As every prospective bride knows, bookstore shelves groan with manuals of advice for her. How to plan the wedding, what outfits to choose. Even how to include your dog in your wedding (I kid you not).
Mothers of the bride have their own tomes of instruction. Grooms need none: Their sole responsibility, good training for the future, is to stand up straight and speak only when spoken to.
On the other hand, fathers of the bride, as their daughters politely inform them, are much in need of nuptial civilizing. About practically everything. Yet nobody pens foot-thick sagacities for them.
No matter. Take it from one who's been through it: It's easy. There are only three essentials: Keep the car shined and the grass cut, and don't go anywhere without a generous supply of checks.
A few optional suggestions also come to thought:
* Deem it impossible to take a minute off from work, right up to the hour of the ceremony. That way you won't get enmeshed in such thorny affairs of state as whether the mocha-almond frosting would taste better on the middle or the bottom layer of the wedding cake.
* Buy a stickpin. No one knows why, but all Fathers of the Bride wear a stickpin on their uniform, perhaps so that guests can differentiate them from those penguins that always have cold feet. If possible, buy one with a cap on its pointy end (stickpin, not penguin).

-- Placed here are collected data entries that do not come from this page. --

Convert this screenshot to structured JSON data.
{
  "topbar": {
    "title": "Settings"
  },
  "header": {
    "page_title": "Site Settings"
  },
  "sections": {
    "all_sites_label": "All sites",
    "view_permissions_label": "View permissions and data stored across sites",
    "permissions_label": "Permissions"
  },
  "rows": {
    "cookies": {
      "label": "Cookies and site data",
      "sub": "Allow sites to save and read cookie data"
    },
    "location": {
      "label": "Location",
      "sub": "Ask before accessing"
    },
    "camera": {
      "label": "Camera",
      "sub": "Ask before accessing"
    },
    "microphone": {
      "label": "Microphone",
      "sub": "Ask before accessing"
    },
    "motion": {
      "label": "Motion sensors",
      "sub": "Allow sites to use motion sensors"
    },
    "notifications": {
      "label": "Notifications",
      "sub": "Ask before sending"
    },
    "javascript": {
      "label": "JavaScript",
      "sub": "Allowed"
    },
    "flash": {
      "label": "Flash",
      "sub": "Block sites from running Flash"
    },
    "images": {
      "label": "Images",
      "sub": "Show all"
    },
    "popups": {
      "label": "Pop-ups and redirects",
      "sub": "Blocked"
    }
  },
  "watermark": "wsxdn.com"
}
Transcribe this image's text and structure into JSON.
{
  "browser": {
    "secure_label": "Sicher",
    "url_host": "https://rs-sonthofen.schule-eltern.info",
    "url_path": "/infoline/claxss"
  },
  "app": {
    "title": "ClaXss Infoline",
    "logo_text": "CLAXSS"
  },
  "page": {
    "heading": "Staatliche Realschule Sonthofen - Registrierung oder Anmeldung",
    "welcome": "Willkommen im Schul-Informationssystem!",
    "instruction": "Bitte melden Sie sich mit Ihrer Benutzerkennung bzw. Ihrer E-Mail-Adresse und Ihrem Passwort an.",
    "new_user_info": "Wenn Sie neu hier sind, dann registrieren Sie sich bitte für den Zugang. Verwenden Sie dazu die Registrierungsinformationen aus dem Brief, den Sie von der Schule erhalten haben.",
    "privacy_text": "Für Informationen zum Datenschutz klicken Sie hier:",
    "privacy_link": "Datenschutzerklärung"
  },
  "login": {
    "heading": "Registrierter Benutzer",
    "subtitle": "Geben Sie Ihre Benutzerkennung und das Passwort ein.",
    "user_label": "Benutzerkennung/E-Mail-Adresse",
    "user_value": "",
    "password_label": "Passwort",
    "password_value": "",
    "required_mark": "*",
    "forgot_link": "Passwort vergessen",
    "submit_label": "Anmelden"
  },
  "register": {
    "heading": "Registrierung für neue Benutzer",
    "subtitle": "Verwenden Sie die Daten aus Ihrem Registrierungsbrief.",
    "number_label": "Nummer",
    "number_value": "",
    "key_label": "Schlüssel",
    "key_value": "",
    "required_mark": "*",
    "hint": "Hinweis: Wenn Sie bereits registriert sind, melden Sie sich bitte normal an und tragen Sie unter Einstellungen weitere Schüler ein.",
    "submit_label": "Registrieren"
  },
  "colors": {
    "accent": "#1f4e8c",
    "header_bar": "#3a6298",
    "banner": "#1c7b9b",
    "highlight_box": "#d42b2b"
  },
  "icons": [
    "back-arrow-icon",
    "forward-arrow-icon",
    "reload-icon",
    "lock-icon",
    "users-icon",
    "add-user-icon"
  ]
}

* Attend tractor-trailer driving school, irrespective of whether you consider your daughter a pack rat. Inevitably somebody will have to pilot the rental truck chock-full of her most essential possessions, the equivalent of a six-room house, to the couple's new one-room apartment.
Every father faces some singularly individual request. The last I knew, one father - whose daughter planned a two-hour, horse-drawn plod from church to reception hall - was frantically looking around for a bowling alley to keep the formally clad guests entertained meanwhile.
The ceremony, of course, pretty much takes care of itself because of the joy of the occasion. Although keeping off the bride's dress and remembering your one-liner are de rigueur. Otherwise, stay to one side and let things chug happily along, pretty much as you'd anticipated.
What you might not have forecast, though, is what happens at your home-sweet-hotel immediately after the reception ends: an exodus that rivals the one in the Old Testament. Within seconds we lost several rooms' worth of guests, including the maid of honor, three bridesmaids, and a nice bearded fellow it turns out nobody knew.
It is, as they say, a singular occasion.